The Majestic Great Blue Heron
Have you ever seen groups of huge nests made of large sticks weighing down tall tree tops? These colonies of nests are called "rookeries" and they are the spring nesting place of the sleek and beautiful great blue heron. Rookeries can have as many as 135 nests in them. This is the heron's way of being sure there's always a bird keeping watch to protect the group against predators like raccoons.
Most of the time great blue herons can be seen wading in wetlands stalking fish with their scissors-like long beaks. They tower motionless over the water with their height of 4 feet, waiting to spear fish or catch frogs or snakes when they get close enough. They'll even eat mice and birds at times. Their blue-gray color seems to blend into the wetland scenery, however, you can't miss them when they take flight with their 6-foot wingspan and gangly legs trailing behind. They can cruise at a speed of 19 to 29 miles per hour. One bird was clocked at 23 miles per hour. You can always tell them apart in flight from Wisconsin's other "big bird," the sandhill crane, because the great blue heron flies with a crooked neck and the crane always keeps its neck out straight.

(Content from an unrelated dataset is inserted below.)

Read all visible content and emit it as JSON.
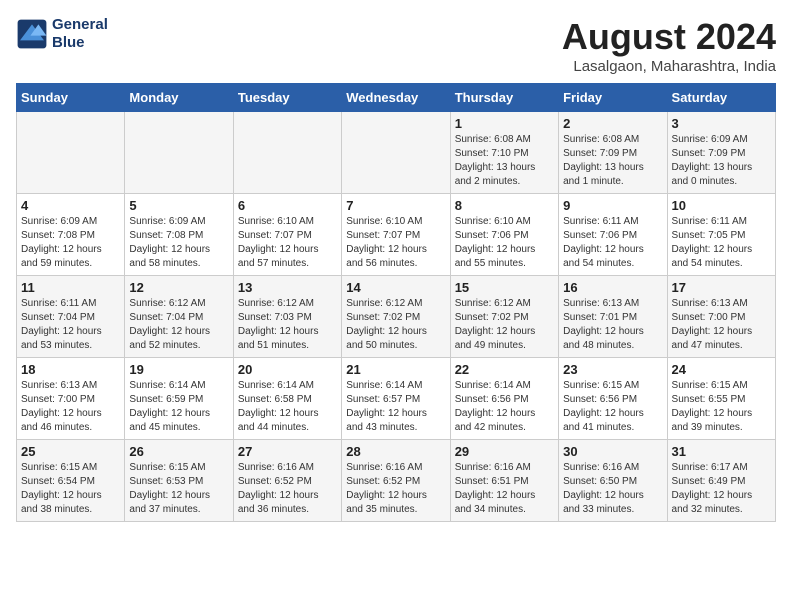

The coloration on the great blue heron is very distinctive. Look for their blue-gray color with a black stripe above their yellow eye which extends to the back of the neck in a plume of feathers like a ponytail. Their bill is very long and yellowish in color. In order to wade through wetlands, their legs are long, narrow, and grayish with red on the thigh area.
The great blue heron may be a beautiful bird, but don't think they are always dainty and polite! You can't miss them in the spring as they prepare to nest, just listen for the loud and obnoxious squabbling and squawking going on. These birds will build fresh nests or refurbish old ones in tall treetops near their feeding area, far from human disturbances. The males will sometimes bow their heads and then steal sticks from other bird's nests just to try and impress a female great blue. This is all a part of their mating rituals.
The males select a new mate each year and together they build the nest and incubate the 3-5 eggs that are laid. Sometimes the eggs fall prey to predators like ravens, crows, raccoons, and birds of prey. Adults feed the surviving young that hatch by regurgitating (vomiting) predigested food. The older, larger chick usually get most of the food. Soon, chicks slowly test out their legs by walking near the edge of the nest, stretching their wings and cleaning their plumage preparing for that first flight. Weaker chicks often get pushed aside from the activity and can fall from the nest and die from starvation. At 8 weeks, usually one to four chicks are left and they will clumsily take short flights between nearby trees to practice flight. Pretty soon they are fishing on their own. They may live to be 17 years old.
It's best never to go near a rookery. For one, it is against the law to disturb a rookery, but the herons will also do heir own punishing by throwing up on invaders or puncturing their skull with their powerful beaks! These are true stories. These birds also trash their own backyards. Since they catch fish pretty regularly, sometimes the fish don't always make it back to the nest and you'll see dead fish hanging in trees or on the ground nearby. The great blue's droppings are also very acidic from the fish and their droppings tend to kill the very trees they are nesting in. This "trashing" of their nesting area means they'll need to move and find a clean place to start over next year.